On the other hand, the preparatory school is the obvious place to begin the study of a language. Practiced pedagogy, small classes, and the secondary school function of mental training rather than mental stimulation, all point to the high school as the logical and only place for elementary instruction. To force the school to recognize this function, Harvard, if it wants tri-lingual graduates, must demand trilingual ability from its candidates for entrance. Admission to Harvard, then, should depend on Latin or Greek and three or four years' work in modern language, or, for an S.B. candidate, on a combination of any two of the four major continental tongues including at least a three years' course in one of them.
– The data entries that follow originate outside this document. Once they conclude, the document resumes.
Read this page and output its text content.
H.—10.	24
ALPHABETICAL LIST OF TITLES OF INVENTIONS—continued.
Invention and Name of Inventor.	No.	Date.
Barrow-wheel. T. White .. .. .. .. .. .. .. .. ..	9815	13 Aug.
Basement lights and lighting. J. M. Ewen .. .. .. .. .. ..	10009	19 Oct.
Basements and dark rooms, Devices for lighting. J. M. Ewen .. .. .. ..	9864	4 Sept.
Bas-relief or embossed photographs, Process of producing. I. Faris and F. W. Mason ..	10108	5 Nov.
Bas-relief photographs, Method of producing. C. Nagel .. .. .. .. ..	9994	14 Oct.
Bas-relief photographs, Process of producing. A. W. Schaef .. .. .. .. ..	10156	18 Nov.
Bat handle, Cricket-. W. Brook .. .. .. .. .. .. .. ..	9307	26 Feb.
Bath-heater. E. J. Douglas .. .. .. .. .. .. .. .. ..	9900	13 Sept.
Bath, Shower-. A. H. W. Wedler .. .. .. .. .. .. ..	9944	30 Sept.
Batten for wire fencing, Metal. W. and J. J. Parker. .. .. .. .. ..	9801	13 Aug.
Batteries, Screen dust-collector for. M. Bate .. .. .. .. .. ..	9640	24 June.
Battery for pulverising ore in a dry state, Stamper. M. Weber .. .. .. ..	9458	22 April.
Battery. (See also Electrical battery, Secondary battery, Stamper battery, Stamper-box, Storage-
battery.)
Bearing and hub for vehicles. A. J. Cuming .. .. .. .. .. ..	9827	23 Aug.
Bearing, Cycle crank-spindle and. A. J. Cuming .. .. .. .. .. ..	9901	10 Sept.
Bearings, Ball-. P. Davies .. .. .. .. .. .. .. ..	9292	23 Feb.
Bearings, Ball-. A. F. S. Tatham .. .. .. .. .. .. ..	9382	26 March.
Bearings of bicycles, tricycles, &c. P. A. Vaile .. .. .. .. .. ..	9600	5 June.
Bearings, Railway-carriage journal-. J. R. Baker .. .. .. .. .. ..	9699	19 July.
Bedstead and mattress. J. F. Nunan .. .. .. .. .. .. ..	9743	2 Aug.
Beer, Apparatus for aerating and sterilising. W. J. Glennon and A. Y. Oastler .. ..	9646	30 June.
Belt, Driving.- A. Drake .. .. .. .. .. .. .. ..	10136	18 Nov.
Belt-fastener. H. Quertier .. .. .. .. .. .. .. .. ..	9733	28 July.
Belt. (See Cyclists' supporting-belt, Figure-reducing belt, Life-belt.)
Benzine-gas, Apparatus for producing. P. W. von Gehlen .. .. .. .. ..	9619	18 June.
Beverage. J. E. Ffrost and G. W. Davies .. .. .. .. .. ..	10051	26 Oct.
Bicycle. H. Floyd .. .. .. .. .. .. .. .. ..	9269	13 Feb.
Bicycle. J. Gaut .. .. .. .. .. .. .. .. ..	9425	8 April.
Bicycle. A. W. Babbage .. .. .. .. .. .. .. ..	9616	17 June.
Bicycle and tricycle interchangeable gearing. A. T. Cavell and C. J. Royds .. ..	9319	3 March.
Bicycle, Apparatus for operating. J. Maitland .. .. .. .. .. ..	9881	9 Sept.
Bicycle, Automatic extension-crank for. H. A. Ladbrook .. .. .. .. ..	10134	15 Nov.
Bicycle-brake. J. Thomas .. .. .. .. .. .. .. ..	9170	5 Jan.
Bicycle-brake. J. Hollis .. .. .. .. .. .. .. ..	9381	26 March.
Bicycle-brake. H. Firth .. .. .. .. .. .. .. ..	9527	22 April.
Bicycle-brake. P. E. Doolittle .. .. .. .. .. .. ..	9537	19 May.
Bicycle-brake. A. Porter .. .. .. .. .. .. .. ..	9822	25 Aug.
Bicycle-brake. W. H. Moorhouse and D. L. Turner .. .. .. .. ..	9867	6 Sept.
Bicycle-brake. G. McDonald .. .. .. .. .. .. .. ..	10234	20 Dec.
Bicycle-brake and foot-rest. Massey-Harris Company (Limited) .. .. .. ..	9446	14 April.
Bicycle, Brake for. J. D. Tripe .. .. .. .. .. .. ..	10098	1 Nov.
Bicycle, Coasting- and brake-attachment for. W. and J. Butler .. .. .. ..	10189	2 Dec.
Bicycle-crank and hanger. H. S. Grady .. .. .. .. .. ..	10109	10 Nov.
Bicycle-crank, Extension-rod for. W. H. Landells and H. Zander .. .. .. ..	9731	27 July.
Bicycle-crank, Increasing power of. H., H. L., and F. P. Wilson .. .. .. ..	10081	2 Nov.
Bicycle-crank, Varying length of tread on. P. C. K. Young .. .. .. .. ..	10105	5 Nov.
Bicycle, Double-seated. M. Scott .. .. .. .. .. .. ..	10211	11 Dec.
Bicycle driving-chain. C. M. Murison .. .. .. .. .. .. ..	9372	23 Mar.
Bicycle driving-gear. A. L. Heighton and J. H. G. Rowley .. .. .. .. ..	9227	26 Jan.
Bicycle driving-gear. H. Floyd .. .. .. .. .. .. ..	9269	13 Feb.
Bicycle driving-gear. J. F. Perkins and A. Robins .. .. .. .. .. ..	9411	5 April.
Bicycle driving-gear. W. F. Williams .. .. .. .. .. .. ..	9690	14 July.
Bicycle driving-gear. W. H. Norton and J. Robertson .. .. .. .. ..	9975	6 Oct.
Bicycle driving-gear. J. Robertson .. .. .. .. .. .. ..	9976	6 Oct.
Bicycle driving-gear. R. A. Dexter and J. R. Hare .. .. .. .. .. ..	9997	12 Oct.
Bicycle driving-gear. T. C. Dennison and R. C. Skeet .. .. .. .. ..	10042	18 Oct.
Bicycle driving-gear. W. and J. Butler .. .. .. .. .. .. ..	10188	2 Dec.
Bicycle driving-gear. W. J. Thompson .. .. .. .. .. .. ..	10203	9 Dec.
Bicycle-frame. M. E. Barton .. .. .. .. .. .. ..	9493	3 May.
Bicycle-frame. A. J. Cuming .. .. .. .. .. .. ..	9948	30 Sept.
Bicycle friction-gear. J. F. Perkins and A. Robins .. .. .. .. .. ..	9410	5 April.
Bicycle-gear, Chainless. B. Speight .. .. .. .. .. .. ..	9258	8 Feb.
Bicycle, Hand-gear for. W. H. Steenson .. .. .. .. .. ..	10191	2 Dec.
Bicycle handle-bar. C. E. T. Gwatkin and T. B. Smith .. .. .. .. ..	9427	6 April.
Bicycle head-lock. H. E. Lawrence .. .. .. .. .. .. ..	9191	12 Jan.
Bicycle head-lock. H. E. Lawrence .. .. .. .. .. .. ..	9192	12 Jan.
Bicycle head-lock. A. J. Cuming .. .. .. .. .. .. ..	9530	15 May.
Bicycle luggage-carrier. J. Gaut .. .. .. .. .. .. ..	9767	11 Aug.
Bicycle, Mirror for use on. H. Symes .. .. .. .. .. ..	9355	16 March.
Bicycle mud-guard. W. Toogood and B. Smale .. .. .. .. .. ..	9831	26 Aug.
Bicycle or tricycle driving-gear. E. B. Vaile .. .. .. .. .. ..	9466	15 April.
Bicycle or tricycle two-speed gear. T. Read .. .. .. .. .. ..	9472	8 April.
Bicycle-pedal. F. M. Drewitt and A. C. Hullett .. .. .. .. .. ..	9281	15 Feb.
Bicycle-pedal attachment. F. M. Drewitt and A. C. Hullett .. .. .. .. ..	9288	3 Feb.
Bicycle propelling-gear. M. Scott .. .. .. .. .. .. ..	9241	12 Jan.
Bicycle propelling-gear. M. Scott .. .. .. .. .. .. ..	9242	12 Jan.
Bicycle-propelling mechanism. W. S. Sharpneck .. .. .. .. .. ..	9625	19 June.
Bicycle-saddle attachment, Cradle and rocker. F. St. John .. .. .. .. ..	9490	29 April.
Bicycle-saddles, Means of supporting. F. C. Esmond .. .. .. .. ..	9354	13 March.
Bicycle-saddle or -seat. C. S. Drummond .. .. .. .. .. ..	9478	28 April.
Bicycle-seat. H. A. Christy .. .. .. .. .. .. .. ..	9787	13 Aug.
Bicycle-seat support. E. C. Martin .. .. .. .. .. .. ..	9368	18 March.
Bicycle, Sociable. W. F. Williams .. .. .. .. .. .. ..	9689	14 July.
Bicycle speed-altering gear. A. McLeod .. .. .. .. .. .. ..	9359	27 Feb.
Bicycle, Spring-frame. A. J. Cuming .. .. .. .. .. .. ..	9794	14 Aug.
But as the College Entrance Examination Boards give an examination based on only two years work in Spanish or Italian, some scheme, either an additional College Board, or an anticipatory examination, or a certificate, should enable an entrant to prove a three year study of these tongues. For the Western high schools have in many cases substituted Spanish and Italian for German in their curricula. Thus arises one of the main blocs of dissatisfaction with the present requirements. For a student who has presented Spanish or Italian for admission, must now turn to elementary French or German or both to keep himself from language pro, instead of continuing the study of a literature in which he has been interested and whose least stimulating phase he has surmounted. In this way admission, depending on a certain grade in the language College Boards, should pass off all language requirements.
The above strictures, however, as to elementary languages as taught in Harvard College do not apply to the more advanced courses, where the literature is studied by university methods rather than the grammar by second-rate high school instruction. Of course, the College must continue to offer elementary language courses, which will be then confined to at least nominally interested students, without the bored and hampered clutter of dean-driven sufferers. But although French 2, which would be abolished under the proposed scheme, and German A, which would be confined to pupils for scientific or cultural reasons interested in beginning the study of Teutonic writings, have almost no stimulus to thought, it is plain that such courses as French 6 and German 2 have cultural advantages on a par with those afforded by the study, for example, of science of philosophy. It is logical, then, to require a year of advanced work in any language as part of the distribution scheme. Once admitted to Harvard, a student would continue with the study of a language presented for entrance, or with one for which he has had the requisite previous training. And instead of wasting good College time in childish section meetings, he would early be exposed to a first-rate literature course, of his own choosing as to language. There, even if the student resorts to trots and tutoring, he would at least be introduced to a masterpiece or two.
Thus, as the present language requirements are worthless, the remedy is their relegation to the limbo of noble experiments. But as work in foreign literature cannot be considered either useless materially or uninteresting culturally, the CRIMSON suggests the substitution for them of a rigid entrance emphasis on lingual ability and the addition to the distribution plan of a year of language study sufficiently advanced to be worth while.